Hal ini disampaikan Kepala Kantor Kementerian Agama Kota Medan, Dr. H. Impun Siregar, MA, saat membuka kegiatan Bimbingan dan Sosialisasi Program Keluarga Sakinah dan Maslahat di Kantor Kelurahan Sidorame Timur, Kecamatan Medan Perjuangan, Kamis (25/9).
“Keluarga sakinah adalah dambaan semua pasangan. Tapi tanpa komitmen dan pemahaman bersama, keluarga harmonis hanya akan menjadi angan-angan,” ujar H. Impun.
Ia menyampaikan keprihatinannya atas tingginya angka perceraian di Kota Medan. Berdasarkan data dari Pengadilan Agama Medan tahun 2024, tercatat lebih dari 3.400 kasus perceraian, yang umumnya disebabkan oleh Kekerasan Dalam Rumah Tangga (KDRT) dan persoalan ekonomi.
“Konflik dalam rumah tangga kerap berujung pada perceraian.
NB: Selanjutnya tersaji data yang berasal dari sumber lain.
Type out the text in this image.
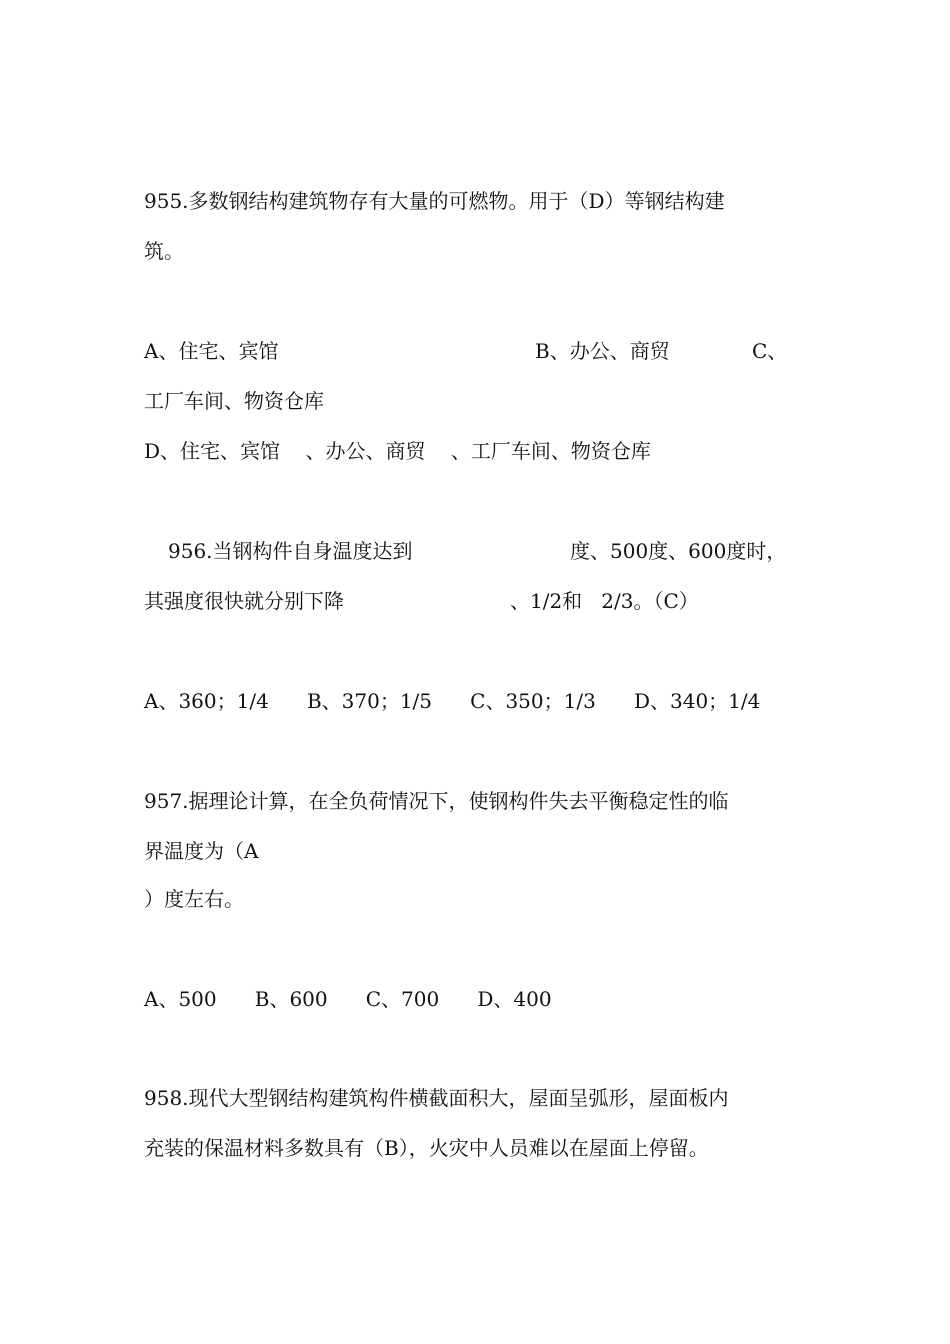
955.多数钢结构建筑物存有大量的可燃物。用于（D）等钢结构建
筑。
A、住宅、宾馆	B、办公、商贸	C、
工厂车间、物资仓库
D、住宅、宾馆    、办公、商贸    、工厂车间、物资仓库
956.当钢构件自身温度达到	度、500度、600度时，
其强度很快就分别下降	、1/2和   2/3。（C）
A、360；1/4      B、370；1/5      C、350；1/3      D、340；1/4
957.据理论计算，在全负荷情况下，使钢构件失去平衡稳定性的临
界温度为（A
）度左右。
A、500      B、600      C、700      D、400
958.现代大型钢结构建筑构件横截面积大，屋面呈弧形，屋面板内
充装的保温材料多数具有（B），火灾中人员难以在屋面上停留。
Berdasarkan data Pengadilan Agama Medan tahun 2024, tercatat lebih dari 3.400 kasus perceraian. Faktor utamanya adalah Kekerasan Dalam Rumah Tangga (KDRT) dan persoalan ekonomi,” ungkap H. Impun.

Menurutnya, dibutuhkan edukasi dan pembinaan berkelanjutan agar masyarakat memahami nilai-nilai agama yang menjadi fondasi utama keluarga sakinah. Terutama bagi pasangan muda, bimbingan pra-nikah menjadi sangat penting agar tidak terjebak pada konflik rumah tangga yang berulang.
“Melalui pembinaan ini, kami berharap akan lahir kader-kader keluarga sakinah yang bisa menyampaikan pesan-pesan positif kepada masyarakat,” tambahnya.
Kakan Kemenag Medan Impun Siregar juga mengajak masyarakat untuk membudayakan membaca Al-Qur’an sebagai pedoman hidup dalam keluarga. Nilai-nilai Al-Qur’an, menurutnya, dapat menjaga keharmonisan dan menghindarkan dari konflik.
“Pesan kami, bacalah Al-Qur’an. Dengan itu, akan lahir keluarga yang harmonis dan berkualitas tanpa banyak konflik,” imbuhnya.

Dalam kesempatan itu, ia juga menyinggung persoalan nikah siri yang dianggapnya merugikan perempuan karena tidak memiliki kekuatan hukum di mata negara.
“Nikah siri sangat merugikan perempuan. Karena tidak tercatat secara hukum, saat terjadi perceraian, perempuan dan anak-anak rentan kehilangan hak-haknya,” tegasnya.
Sementara itu, Kepala KUA Medan Perjuangan, H. Ramlan, MA, menambahkan bahwa kegiatan ini bertujuan memberikan pemahaman tentang peran dan tanggung jawab dalam keluarga. Ia berharap, kegiatan ini dapat membentuk masyarakat yang lebih siap membina rumah tangga.
“Kami berharap masyarakat, terutama pasangan muda, benar-benar memahami apa itu keluarga sakinah. Dari keluarga yang baik, lahir generasi yang baik pula,” pungkas Ramlan.